Three-star pinhooking profit for top eventer Murray-Hayden
One-woman operation hits jackpot with €500,000 Dabirsim colt
Edie Murray-Hayden achieved a remarkable pinhooking success with the sole lot she took to this year's Goffs Orby Yearling Sale on Wednesday. Working by herself on Gormanstown Stud, the former Irish international eventer bought one foal last year, a colt by Dabirsim for €56,000 at the Goffs November Foal Sale, and she sold him for €500,000 to agents Sackville Donald.
The colt was bred by Ecurie Normadie Pur Sang and is the third foal out of Chica Loca, a Listed-placed daughter of American Post.
“I knew he would make a lot of money but I didn’t think it would be quite that much,” said Murray-Hayden as the fantastic sale was still sinking in. “When I saw this colt last year he had an outstanding walk and was just a real athlete. He was a very good-looking colt and still quite raw, so I knew I could improve him.”
All the work with the colt was done by Murray-Hayden, who has no staff on her 35-acre farm where she has ten stables.
A member of the first Irish Pony Eventing team, which came fourth in the European Championships, she worked for Coolmore, Godolphin in both Ireland and Dubai, and Segenhoe Stud in Australia before she joined the late Brian Grassick when he purchased Newtown Stud in the late 1990s.
The sale wasn’t the first big result Murray-Hayden has enjoyed in the pinhooking business; with the late Grassick she bought and sold Approve, and since establishing Gormanstown Stud she purchased Sir Prancealot for €52,000 as a foal and sold the future Tally-Ho Stud sire for €142,000 at the 2011 Orby Sale.

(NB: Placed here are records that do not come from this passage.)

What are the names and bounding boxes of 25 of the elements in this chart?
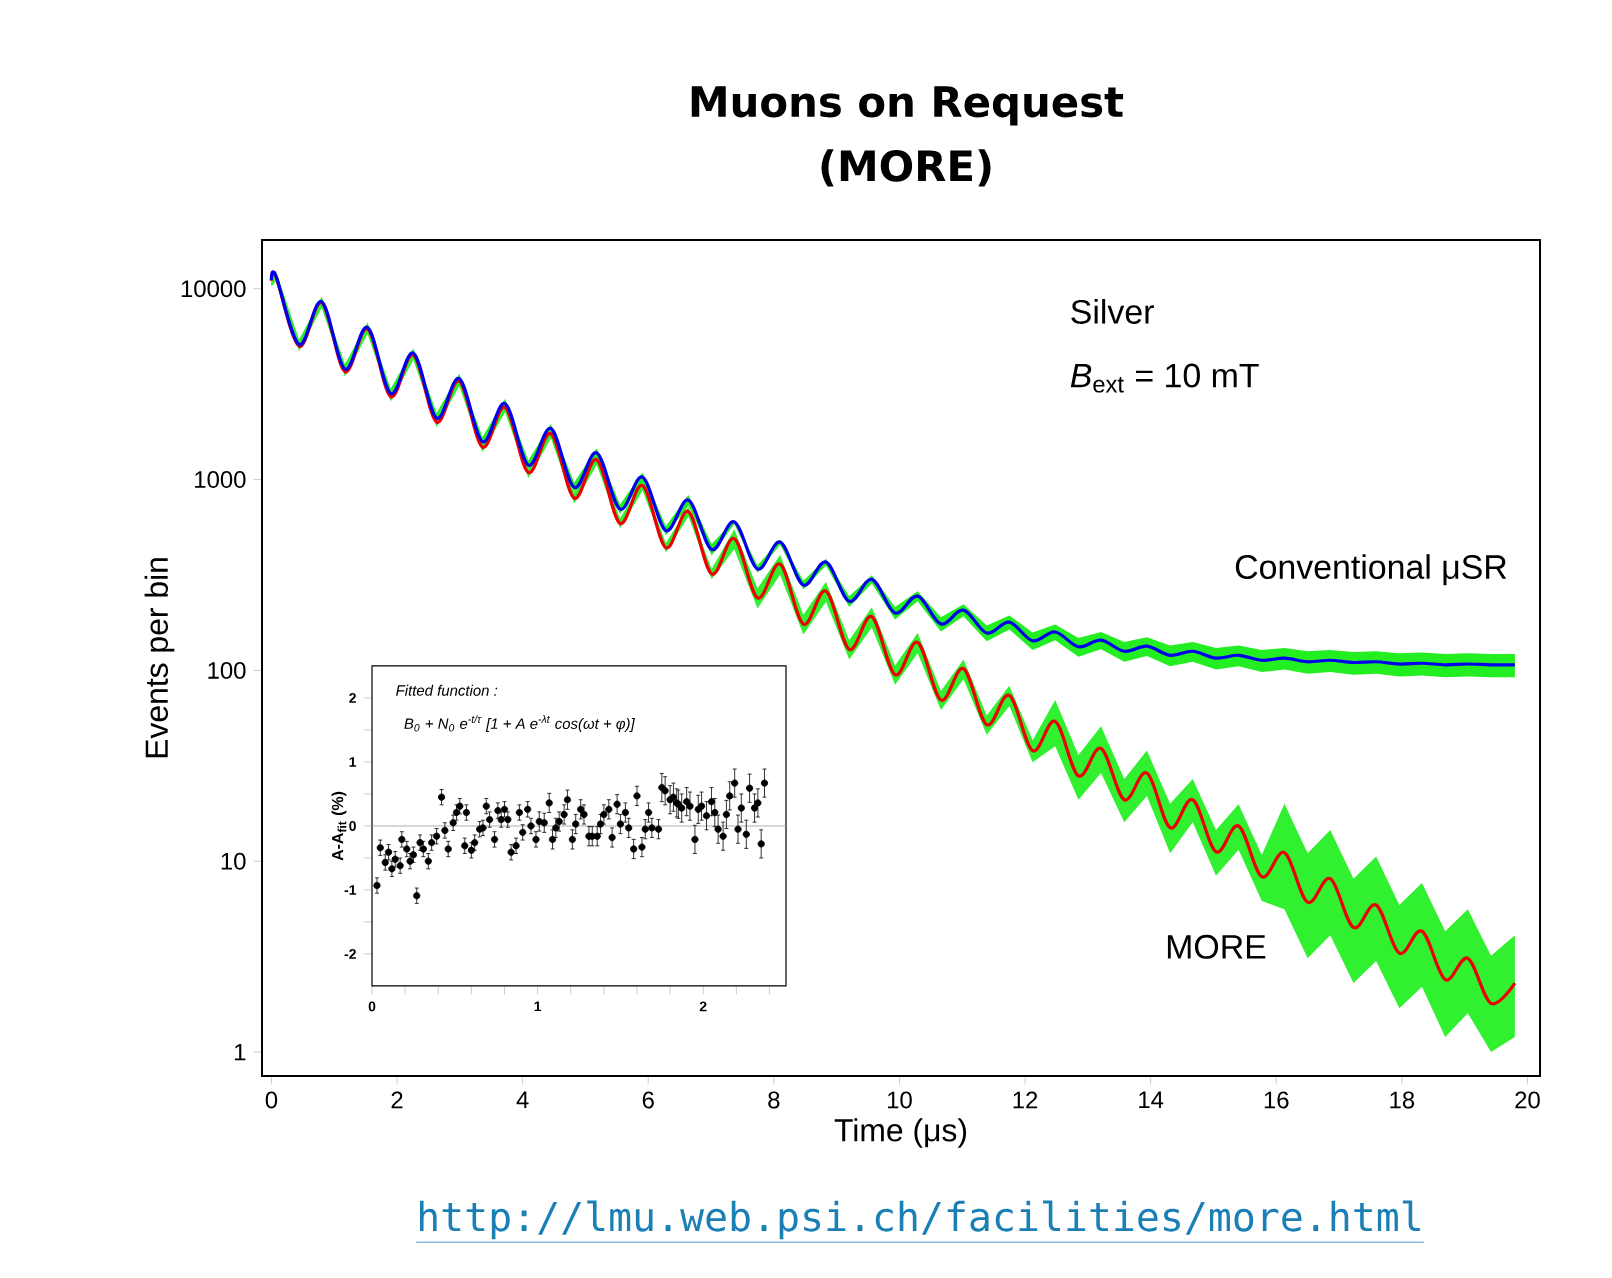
x-tick-label: 16 [1264, 1091, 1289, 1109]
x-tick-label: 14 [1139, 1091, 1164, 1108]
x-tick-label: 18 [1390, 1091, 1415, 1109]
annotation: Silver [1071, 299, 1154, 324]
x-tick-label: 4 [516, 1091, 529, 1108]
y-tick-label: 100 [208, 661, 246, 679]
y-tick-label: 1000 [195, 471, 246, 488]
y-tick-label: 1 [234, 1043, 246, 1061]
x-tick-label: 6 [642, 1091, 654, 1109]
chart-subtitle: (MORE) [821, 149, 991, 187]
x-axis-title: Time (μs) [834, 1118, 967, 1148]
x-tick-label: 8 [768, 1091, 780, 1109]
y-axis-title: Events per bin [144, 558, 175, 758]
x-tick-label: 12 [1013, 1091, 1038, 1109]
x-tick-label: 10 [887, 1091, 912, 1109]
y-tick-label: 10000 [181, 280, 246, 298]
x-tick-label: 2 [391, 1091, 403, 1109]
y-tick-label: 10 [221, 852, 246, 870]
text: http://lmu.web.psi.ch/facilities/more.html [419, 1200, 1420, 1240]
chart-title: Muons on Request [691, 86, 1124, 126]
annotation: B$_{ext}$ = 10 mT [1070, 363, 1259, 393]
x-tick-label: 20 [1515, 1091, 1540, 1109]
x-tick-label: 0 [265, 1091, 278, 1109]
series-label: MORE [1167, 934, 1266, 959]
text: Conventional μSR [1235, 554, 1507, 586]
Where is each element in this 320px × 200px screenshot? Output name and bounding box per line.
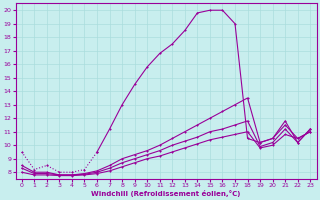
- X-axis label: Windchill (Refroidissement éolien,°C): Windchill (Refroidissement éolien,°C): [91, 190, 241, 197]
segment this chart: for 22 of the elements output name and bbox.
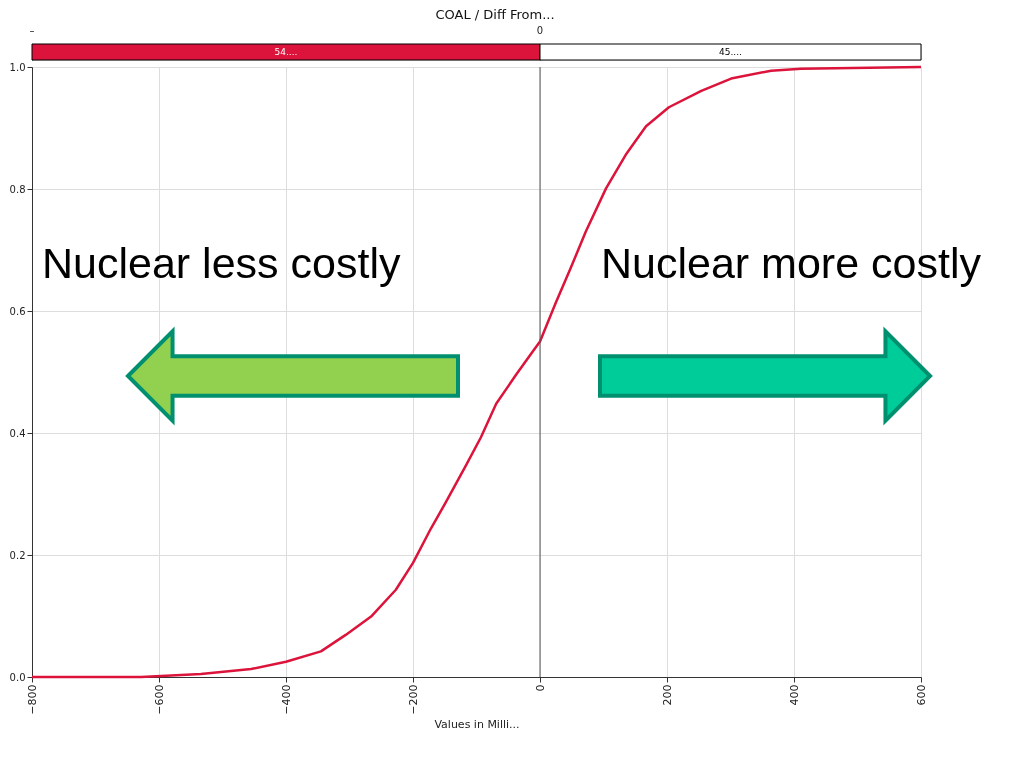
x-tick-label: 600	[914, 684, 928, 706]
text: –	[29, 25, 35, 36]
x-tick-label: −600	[152, 684, 166, 715]
y-tick-label: 1.0	[9, 61, 26, 73]
x-tick-label: 0	[533, 684, 547, 692]
x-tick-label: −400	[279, 684, 293, 715]
data-label: 54....	[274, 47, 298, 57]
x-tick-label: 400	[787, 684, 801, 706]
data-label: 45....	[719, 47, 742, 57]
text: 0	[536, 25, 544, 36]
annotation: Nuclear more costly	[601, 239, 982, 287]
x-tick-label: −800	[25, 684, 39, 715]
x-tick-label: 200	[660, 684, 674, 706]
chart-title: COAL / Diff From...	[435, 6, 555, 22]
y-tick-label: 0.2	[9, 549, 26, 561]
y-tick-label: 0.6	[9, 305, 26, 317]
y-tick-label: 0.8	[9, 183, 26, 195]
y-tick-label: 0.0	[9, 671, 26, 683]
x-axis-title: Values in Milli...	[434, 717, 520, 731]
x-tick-label: −200	[406, 684, 420, 715]
annotation: Nuclear less costly	[42, 239, 401, 287]
y-tick-label: 0.4	[9, 427, 26, 439]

Cheltenham winner Black Hercules is another star who spent some of his formative years at Gormanstown Stud, which is located near the Aga Khan’s Gilltown Stud outside Kilcullen in County Kildare.
“I only had two National Hunt horses and Black Hercules was one. They weren’t intended to be National Hunt horses as I'm a one-woman operation, but they turned out that way,” she smiles.
Murray-Hayden's farm is split evenly between thoroughbreds and eventers, usually five of each, and as an adult she competed at three-star level internationally and was the first reserve for the Irish team at the 2002 World Equestrian games. Last year she qualified for the World Breeders’ Federation Sport Horses seven-year-old championship with her horse Caesar’s Gold.
“I usually buy one or two thoroughbred foals a year," he says. "Last year it was just one, and I bring on young horses up to two star competition in eventing and sell them on.
"In January I sold Caesar’s Gold and with my five-year-old eventer came fifth in the Young Event Horse Championship at the Dublin Horse Show in August so it’s been a very lucky, brilliant year."